Il suffirait alors à n'importe quel lieu de culte d'être ouvert quelques heures à des visites touristiques pour bénéficier de financements publics.

Le troisième contournement est celui de la légitimation officielle des dérogations apportant des tempéraments à la loi de 1905. Il en est ainsi du bail de longue durée pour une somme symbolique (emphytéotique administratif) fréquemment conclu jusque-là dans l'illégalité par une collectivité territoriale en vue de la construction d'un édifice destiné à un culte qui est définitivement permis.

Cette formule ne pourra plus, à l'avenir, faire l'objet de contestation, en l'absence de changement de la loi.

Autre "dérogation", celle de l'aménagement sur fonds public d'un abattoir rituel (affaire du Mans) (3). Plutôt que d'exiger des entrepreneurs privés, par ailleurs rétribués par une taxe religieuse à l'abattage à la charge des consommateurs, qu'ils se conforment "aux impératifs de l'ordre public, en particulier de la salubrité et de la santé publiques", le Conseil d'État inverse la responsabilité en acceptant que la collectivité finance un abattage rituel.

Enfin, le Conseil d'État reconnaît et accepte la pratique de la mise à disposition d'un local communal pour l'exercice d'un culte (affaire de Montpellier) (4).

Toute municipalité pourrait donc créer et mettre à disposition d'un culte une "salle polyvalente à caractère associatif", euphémisme pour offrir un lieu de culte.

Cette nouvelle jurisprudence pose problème car elle ouvre des brèches dans la laïcité, en autorisant les collectivités territoriales à financer les cultes.

Il devient donc urgent de mettre un terme à ces dérives pour refuser toute entorse à la loi du 9 décembre 1905 ou tout accommodement avec son esprit.

Réponse du ministère publiée au JO le 28/08/2012 (5)
Par ses cinq décisions du 19 juillet 2011, le Conseil d'État a apporté d'importantes précisions sur la façon dont il convient d'interpréter la loi du 9 décembre 1905 lorsque des collectivités territoriales souhaitent apporter leurs aides à des opérations d'intérêt public local liée à unculte.

Le Conseil d'État a rappelé qu'en vertu des dispositions de la loi du 9 décembre 1905, les collectivités publiques peuvent financer les dépenses d'entretien et de conservation des édifices du culte dont elles sont propriétaires (article 13 de la loi) ou accorder leurs concoursaux associations cultuelles pour des travaux de réparation d'édifices cultuels (article 19 de la loi).

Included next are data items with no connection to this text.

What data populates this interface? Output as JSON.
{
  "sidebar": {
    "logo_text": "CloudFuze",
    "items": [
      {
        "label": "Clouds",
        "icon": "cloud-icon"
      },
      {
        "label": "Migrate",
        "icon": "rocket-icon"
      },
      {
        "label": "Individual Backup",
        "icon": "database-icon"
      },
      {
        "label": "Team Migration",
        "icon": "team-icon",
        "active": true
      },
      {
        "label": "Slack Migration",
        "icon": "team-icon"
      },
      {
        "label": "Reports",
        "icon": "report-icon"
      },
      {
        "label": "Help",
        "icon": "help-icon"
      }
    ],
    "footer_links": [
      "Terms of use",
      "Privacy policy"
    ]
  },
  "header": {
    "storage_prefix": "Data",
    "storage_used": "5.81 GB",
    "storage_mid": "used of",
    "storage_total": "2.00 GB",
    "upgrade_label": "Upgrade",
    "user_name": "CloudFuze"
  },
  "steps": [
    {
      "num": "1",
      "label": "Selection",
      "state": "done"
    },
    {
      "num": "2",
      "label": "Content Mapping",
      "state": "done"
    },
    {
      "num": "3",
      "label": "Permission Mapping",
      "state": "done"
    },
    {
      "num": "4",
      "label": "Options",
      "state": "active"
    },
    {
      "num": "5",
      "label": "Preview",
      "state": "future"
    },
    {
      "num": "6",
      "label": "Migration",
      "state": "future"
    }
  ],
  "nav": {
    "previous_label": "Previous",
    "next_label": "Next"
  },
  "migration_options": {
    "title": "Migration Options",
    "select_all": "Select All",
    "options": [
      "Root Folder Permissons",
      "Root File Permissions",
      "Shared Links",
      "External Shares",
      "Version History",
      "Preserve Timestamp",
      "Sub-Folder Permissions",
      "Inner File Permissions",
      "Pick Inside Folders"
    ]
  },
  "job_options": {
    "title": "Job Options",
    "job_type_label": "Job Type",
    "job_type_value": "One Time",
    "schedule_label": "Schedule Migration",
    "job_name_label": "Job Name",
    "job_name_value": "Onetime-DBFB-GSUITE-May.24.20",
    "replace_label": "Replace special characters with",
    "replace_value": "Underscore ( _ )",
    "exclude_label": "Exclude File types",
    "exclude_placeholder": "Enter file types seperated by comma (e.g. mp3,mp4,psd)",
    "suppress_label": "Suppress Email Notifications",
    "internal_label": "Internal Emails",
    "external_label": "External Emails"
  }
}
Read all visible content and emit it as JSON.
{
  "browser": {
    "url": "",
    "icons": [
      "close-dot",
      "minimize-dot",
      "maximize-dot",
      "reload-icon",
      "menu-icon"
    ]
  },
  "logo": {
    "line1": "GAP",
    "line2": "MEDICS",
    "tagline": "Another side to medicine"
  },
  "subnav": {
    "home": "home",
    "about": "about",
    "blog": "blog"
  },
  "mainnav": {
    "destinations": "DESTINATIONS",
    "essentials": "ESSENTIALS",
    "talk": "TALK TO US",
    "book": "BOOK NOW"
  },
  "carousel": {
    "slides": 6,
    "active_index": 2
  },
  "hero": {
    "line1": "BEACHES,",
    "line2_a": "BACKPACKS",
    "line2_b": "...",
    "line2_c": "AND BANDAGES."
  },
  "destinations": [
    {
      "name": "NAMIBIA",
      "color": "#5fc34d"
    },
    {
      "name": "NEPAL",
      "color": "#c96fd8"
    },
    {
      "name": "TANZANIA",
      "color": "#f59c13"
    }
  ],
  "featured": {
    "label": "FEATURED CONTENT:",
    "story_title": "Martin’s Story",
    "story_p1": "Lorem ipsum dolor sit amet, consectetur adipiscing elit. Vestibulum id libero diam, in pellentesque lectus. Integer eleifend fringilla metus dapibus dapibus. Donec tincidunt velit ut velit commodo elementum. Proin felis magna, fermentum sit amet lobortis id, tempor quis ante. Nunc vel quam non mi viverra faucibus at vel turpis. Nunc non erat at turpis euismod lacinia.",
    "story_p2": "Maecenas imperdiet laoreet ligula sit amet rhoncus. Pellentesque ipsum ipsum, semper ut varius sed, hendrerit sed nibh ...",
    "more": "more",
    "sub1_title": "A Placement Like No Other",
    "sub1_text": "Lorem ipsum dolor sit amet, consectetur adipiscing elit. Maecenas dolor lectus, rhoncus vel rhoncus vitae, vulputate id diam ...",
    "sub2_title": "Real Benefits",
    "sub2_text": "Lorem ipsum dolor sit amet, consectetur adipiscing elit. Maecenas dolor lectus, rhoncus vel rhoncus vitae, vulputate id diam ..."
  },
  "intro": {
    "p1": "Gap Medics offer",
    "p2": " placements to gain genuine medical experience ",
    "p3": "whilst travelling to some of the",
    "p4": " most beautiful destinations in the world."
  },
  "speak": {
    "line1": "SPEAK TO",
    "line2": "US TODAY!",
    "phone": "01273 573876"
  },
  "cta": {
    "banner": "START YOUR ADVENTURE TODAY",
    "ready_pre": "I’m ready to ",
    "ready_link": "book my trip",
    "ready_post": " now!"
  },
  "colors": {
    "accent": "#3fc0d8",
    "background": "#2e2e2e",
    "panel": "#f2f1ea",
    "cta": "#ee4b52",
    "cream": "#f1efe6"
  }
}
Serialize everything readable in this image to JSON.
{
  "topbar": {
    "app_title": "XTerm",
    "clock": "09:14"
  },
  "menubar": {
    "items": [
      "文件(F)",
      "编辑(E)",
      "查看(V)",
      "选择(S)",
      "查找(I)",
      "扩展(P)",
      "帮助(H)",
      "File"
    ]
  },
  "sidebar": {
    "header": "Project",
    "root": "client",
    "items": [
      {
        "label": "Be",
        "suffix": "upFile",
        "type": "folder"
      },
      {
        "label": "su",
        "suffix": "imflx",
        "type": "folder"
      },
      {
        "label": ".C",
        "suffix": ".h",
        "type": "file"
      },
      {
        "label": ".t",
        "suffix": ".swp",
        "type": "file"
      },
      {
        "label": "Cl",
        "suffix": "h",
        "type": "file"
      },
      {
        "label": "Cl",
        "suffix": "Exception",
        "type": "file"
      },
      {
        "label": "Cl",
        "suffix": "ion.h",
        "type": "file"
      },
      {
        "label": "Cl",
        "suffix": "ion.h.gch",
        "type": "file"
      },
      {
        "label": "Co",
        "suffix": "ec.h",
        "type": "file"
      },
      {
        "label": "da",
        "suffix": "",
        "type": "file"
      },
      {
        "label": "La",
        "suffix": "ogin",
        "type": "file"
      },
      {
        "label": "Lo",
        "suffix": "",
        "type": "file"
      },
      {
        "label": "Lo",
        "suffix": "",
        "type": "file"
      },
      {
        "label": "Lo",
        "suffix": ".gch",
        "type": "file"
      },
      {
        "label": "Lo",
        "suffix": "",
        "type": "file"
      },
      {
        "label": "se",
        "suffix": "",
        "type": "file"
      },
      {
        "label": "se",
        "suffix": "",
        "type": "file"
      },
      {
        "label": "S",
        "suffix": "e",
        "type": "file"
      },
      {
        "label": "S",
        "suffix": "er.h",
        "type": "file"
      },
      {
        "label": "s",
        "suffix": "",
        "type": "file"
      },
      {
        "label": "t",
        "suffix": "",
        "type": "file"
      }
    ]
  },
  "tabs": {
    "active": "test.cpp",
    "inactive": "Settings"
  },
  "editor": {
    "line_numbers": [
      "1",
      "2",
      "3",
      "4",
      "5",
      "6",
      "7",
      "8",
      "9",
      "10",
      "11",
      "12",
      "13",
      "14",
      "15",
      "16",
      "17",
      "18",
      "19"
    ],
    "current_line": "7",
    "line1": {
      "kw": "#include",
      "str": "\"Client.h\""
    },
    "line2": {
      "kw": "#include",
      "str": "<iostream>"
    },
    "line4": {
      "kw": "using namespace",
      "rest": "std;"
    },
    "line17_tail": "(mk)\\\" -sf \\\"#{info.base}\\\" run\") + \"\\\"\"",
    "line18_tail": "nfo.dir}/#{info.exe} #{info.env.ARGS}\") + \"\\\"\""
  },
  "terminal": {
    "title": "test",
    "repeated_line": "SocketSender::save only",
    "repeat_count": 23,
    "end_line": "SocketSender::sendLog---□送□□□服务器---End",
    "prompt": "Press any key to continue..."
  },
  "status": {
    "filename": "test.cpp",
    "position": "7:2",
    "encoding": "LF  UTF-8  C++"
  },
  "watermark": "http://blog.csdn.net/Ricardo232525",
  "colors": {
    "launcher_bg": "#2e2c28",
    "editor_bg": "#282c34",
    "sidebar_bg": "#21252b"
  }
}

En revanche, il leur est interdit d'apporter une aide à une association cultuelle régie par le titre IV de la loi du 9 décembre 1905 compte tenu de son objet exclusivement cultuel ou envue d'une opération qui participe directement à l'exercice d'un culte.

A. Dans l'affaire de l'orgue de la commune de Trélazé, le Conseil d'État a considéré que la loi du 9 décembre 1905 ne fait pas obstacle à ce qu'une collectivité territoriale participe au financement d'un bien destiné à un lieu de culte (par exemple, un orgue dans une église) dès lors qu'existe un intérêt public local (organisation de cours ou de concerts de musique) et qu'un accord, qui peut prendre la forme d'une convention, encadre l'opération et garantisse une utilisation de l'orgue par la commune conforme à ses besoins et une participation financière du desservant proportionnelle à l'utilisation qu'il fera de l'orgue afin d'exclure toute libéralité et, par suite, toute aide à un culte.

B. Le Conseil d'Etat a également jugé que l'aide apportée par la ville de Lyon pour la mise en place d'un ascenseur facilitant l'accès des personnes à mobilité réduite à la basilique de Fourvière n'est pas contraire au principe d'interdiction d'aide à un culte posée par la loi de1905, même si cet équipement bénéficie également aux pratiquants du culte en cause. Toutefois, le Conseil d'Etat n'a admis une telle possibilité de financement qu'en raison de l'intérêt public local du projet lié à l'importance de l'édifice pour le rayonnement culturel et le développement touristique et économique de la ville et qu'à condition qu'il soit garanti, par exemple par voie contractuelle, que cette participation n'est pas versée à une association cultuelle et qu'elle est exclusivement affectée au financement du projet.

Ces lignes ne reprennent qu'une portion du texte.